Por alguns meses, vamos ter que aprender a pronunciar o nome Cavendish, a ouvir gravações inconvenientes de diálogos inconvenientes entre o contraventor e seus clientes políticos, e ver a troca de bolas de lama entre os defensores do governo e da oposição.
Uma CPI é sempre uma grande catarse midiática e popularesca, porque as pessoas adoram ver a desgraça alheia desfilando diante de seus olhos, principalmente quando em cena estão ex-poderosos que até pouco tempo atrás posavam como pais da pátria ou empresários cheios de poder, grana e influência.
Cada um é algoz de sua vítima predileta: os petistas querem ver lá na cadeira do dragão Demóstenes, Perillo, Leréia e qualquer oposicionista que seja capaz de fornecer um alívio de consciência a quem, desde o mensalão, tem sido obrigado a carregar sozinho a cruz da desonra.
Gostariam de ver na cadeira também o dono da Veja e o repórter que trocou 200 telefonemas com Cachoeira, na esperança de comprovar a existência de uma sinistra conspiração midiática, que naturalmente não existia nos tempos em que eles carregavam a revista debaixo do braço para exibir as denúncias contra os governos Collor e FHC.
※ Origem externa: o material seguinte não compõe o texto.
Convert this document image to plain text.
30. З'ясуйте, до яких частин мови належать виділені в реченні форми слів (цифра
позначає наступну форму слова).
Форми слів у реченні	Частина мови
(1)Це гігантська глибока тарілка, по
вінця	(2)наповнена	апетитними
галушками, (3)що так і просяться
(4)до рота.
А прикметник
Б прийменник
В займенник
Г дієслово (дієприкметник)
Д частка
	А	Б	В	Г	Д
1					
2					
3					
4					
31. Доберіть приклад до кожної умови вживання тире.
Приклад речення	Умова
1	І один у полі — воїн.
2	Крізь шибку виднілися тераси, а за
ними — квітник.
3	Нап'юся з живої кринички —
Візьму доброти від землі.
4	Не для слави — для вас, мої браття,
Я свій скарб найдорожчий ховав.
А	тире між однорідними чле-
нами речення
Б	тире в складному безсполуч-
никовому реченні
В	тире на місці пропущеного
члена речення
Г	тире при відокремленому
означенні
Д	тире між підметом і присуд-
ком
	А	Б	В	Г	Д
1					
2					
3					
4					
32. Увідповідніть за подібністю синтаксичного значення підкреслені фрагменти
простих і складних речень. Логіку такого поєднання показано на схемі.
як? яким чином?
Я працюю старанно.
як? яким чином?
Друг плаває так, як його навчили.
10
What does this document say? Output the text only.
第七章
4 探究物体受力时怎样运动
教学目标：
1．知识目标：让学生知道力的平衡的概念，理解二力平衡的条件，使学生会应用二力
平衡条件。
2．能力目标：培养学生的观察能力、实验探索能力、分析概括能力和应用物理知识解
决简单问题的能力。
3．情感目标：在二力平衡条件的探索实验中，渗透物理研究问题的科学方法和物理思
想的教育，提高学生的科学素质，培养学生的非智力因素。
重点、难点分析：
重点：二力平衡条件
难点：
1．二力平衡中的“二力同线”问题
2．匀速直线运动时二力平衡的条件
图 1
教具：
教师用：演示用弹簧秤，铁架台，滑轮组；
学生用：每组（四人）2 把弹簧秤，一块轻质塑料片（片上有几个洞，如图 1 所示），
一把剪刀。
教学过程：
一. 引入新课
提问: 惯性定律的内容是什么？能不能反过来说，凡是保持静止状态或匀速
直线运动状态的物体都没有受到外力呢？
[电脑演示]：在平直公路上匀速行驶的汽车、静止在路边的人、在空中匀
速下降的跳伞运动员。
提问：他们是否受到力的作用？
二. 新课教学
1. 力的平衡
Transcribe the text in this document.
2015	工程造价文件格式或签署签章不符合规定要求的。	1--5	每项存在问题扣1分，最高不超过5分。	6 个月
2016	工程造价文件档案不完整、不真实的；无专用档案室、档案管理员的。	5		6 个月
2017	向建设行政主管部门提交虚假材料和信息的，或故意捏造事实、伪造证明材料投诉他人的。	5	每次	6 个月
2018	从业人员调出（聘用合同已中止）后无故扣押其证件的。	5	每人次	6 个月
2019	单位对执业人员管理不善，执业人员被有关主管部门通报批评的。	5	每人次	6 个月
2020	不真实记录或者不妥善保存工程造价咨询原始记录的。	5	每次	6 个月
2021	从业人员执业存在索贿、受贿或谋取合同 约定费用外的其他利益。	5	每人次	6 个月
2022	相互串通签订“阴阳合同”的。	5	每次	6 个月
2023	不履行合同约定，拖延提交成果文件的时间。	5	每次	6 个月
Os oposicionistas, numericamente esmagados na composição da Comissão por força da quase insignificância numérica de suas bancadas, sonham em fazer barulho em torno de Agnelo Queiroz,o governador do DF, e das ligações entre a poderosa empreiteira Delta , campeã das obras do PAC, seu ilustre consultor José Dirceu e outras instâncias do governo.
Embora tenha ficado bastante claro que a criação da CPI não alegrou muito a presidente da República, ciente da veracidade do velho bordão de que um evento desses “sempre se sabe onde começa mas nunca onde termina”, e que quem está no governo nunca tem a ganhar com seus desdobramentos, tomaram-se as devidas cautelas para que o trem não saia dos trilhos.
Um acaso do destino reuniu numa espécie de sub-palácio paulistano do Planalto, o Hospital Sírio-Libanês, o convalescente mentor da CPI, ex-presidente Lula, e o “incomum” soba do Senado, José Sarney, que lá estava para ajustar alguns desarranjos biológicos de menor gravidade.
Lá, segundo o jornal O Globo, os compadres políticos ajustaram os relógios estratégicos para que a CPI não saia do controle da esmagadora maioria governista, e para que ela cumpra sua função precípua de produzir barulho suficiente para ofuscar o provável julgamento do mensalão, se o ministro Lewandowsky resolver desengavetá-lo dentro desse prazo.
O fato é que todos, oposição e governo, comemoraram para as suas torcidas a instalação da CPI – cada um por suas razões.
Quem não tem muita razão para comemorar – e não comemorou – foi a presidente Dilma, que possivelmente conseguiu antever como será difícil evitar que o incômodo pelotão da interesseira base aliada – o poderoso PMDB à frente – passe a ter cada vez mais oportunidade de criar as suas dificuldades para vender as suas facilidades.
Este artigo foi originalmente publicado no Blog do Noblat, em 20/4/2012.